Klaus Wildenhahn

Impressed by the direct cinema of Albert Maysles, Richard Leacock, and D. A. Pennebaker, Klaus Wildenhahn (1930–2018) translated their methods to the West German context. Starting in the early 1960s and spanning several decades, Wildenhahn was employed by the public broadcasting channel Norddeutscher Rundfunk (NDR), where he worked both as a documentary filmmaker and commissioning editor. In the Summer of 1968, he spent time in New York filming Harlem Theater, portraying Robert Macbeth and his New Lafayette Theater group, contextualizing it in Harlem and the Black community (including a speech by Bobby Seale) after the assassination of Martin Luther King Jr.
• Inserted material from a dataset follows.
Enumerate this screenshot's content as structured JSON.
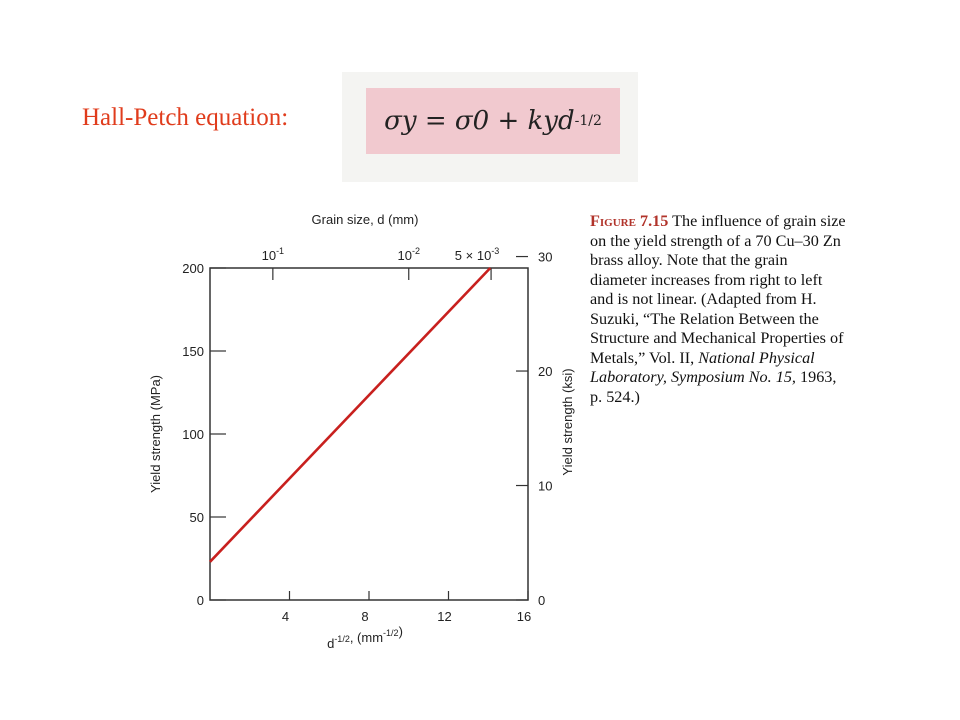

In October 1968, Wildenhahn became a lecturer at the Deutsche Film- und Fernsehakademie Berlin (DFFB), where he was an important protagonist providing stability after the crisis of the film school in late 1968. He also organized the “Wochenschau” (Newsreel) group modeled after Dziga Vertov’s revolutionary news programs. It is most likely in this context, documented in the collective film Wochenschau 2 (1969), that Wildenhahn and Skip Norman—who directed his thesis film, Strange Fruit, in 1969—met. A material trace of their acquaintance is Norman’s post-DFFB film On Africa (1970), where Wildenhahn participated as one of the voice-over narrators. A print of Harlem Theater was found in 2018 and the film had its US premiere, first at UnionDocs (UNDO) in Brooklyn, then (in December 2018) at the Maysles Documentary Center.